Ok my homeowners, it’s a little different for you: First off (in most cases) your marble, travertine, and limestone floors are in smaller spaces compared to a huge building lobby, like the kitchen or bathroom. You also don’t have millions of feet walking on your floors everyday; therefore, a stone restorer will most likely restore the entire kitchen or bathroom floor and not just a wear pattern or spot. That way, the whole room will match and you won’t have varying levels of shine.
Residential stone maintenance, I believe, may be necessary for those marble kitchen, bar and bathroom tops because we’re human and we spill acidic liquids such as orange juice, vinegar and my favorite: tomato sauce. Our countertops tend to get more wear and abuse because we use them everyday! We cook, wash our faces, shave…you get the point. Depending on the condition of the entire countertop, you may be able to spot treat small etch marks with the Etch Removing Kit. If you have acid etch marks and fine scratches all over the top, a stone restoration company like International Stoneworks can come in and re-hone and re-polish the stone surface.

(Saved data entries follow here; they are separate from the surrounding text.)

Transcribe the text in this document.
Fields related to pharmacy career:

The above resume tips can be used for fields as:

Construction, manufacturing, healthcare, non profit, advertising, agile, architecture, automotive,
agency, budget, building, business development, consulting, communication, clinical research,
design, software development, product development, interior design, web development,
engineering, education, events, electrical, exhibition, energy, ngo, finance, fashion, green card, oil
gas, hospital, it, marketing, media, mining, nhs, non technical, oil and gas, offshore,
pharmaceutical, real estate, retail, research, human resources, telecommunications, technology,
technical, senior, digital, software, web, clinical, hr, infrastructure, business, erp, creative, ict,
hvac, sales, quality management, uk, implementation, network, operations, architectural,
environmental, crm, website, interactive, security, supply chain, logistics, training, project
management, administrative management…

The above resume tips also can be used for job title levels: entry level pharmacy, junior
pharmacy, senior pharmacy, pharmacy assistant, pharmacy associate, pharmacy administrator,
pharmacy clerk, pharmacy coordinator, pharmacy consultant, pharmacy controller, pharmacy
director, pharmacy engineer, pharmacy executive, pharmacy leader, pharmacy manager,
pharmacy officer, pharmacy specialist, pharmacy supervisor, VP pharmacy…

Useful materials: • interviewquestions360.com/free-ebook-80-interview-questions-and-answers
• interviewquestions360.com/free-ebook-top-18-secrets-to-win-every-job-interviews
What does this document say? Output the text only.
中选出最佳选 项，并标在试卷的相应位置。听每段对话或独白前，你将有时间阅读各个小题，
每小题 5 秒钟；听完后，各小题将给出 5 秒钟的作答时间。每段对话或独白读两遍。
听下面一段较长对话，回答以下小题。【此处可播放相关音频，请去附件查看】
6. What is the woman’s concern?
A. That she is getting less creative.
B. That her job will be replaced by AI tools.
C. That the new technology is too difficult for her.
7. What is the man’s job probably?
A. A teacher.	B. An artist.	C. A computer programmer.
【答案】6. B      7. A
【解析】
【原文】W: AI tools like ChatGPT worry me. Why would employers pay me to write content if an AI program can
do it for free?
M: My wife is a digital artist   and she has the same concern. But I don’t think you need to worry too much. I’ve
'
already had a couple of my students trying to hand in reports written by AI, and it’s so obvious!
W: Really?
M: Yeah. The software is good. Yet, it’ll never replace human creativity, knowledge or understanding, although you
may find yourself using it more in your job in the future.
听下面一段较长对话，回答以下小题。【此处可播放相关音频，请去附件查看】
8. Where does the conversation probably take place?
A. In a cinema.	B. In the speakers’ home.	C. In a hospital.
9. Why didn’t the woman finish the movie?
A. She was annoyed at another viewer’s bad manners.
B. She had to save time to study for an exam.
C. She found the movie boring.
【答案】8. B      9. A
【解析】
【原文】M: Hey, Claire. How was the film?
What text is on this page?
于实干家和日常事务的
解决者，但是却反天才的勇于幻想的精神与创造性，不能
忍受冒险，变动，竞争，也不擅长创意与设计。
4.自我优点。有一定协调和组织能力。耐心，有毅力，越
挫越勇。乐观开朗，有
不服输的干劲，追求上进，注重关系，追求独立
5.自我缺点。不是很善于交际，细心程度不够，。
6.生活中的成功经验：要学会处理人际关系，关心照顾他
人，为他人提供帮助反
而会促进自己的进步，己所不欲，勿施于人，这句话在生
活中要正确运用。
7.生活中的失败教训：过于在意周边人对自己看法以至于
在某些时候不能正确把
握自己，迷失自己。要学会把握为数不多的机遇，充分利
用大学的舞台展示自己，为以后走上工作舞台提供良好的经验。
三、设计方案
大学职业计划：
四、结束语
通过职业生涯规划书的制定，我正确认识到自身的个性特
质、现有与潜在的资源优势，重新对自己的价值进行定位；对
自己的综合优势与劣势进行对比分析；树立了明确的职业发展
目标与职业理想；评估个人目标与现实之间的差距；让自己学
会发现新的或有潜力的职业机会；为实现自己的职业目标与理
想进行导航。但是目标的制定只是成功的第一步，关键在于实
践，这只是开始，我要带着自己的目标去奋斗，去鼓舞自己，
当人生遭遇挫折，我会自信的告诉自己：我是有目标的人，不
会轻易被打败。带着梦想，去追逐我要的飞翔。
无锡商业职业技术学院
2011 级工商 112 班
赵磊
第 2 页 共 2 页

You probably thought I forgot to define the term “stone care.” Well, I believe stone care is up to you, my dear customers! Stone care means that you use the right neutral stone cleaners to clean your stone such as Lavenet. (Don’t use acid cleaners!) It also means re-sealing your stone surface; typically, I recommend re-sealing penetrating/impregnator sealers every one to two years. Stone care also means calling upon a stone restoration expert when it comes time to re-hone and re-polish your stone surface.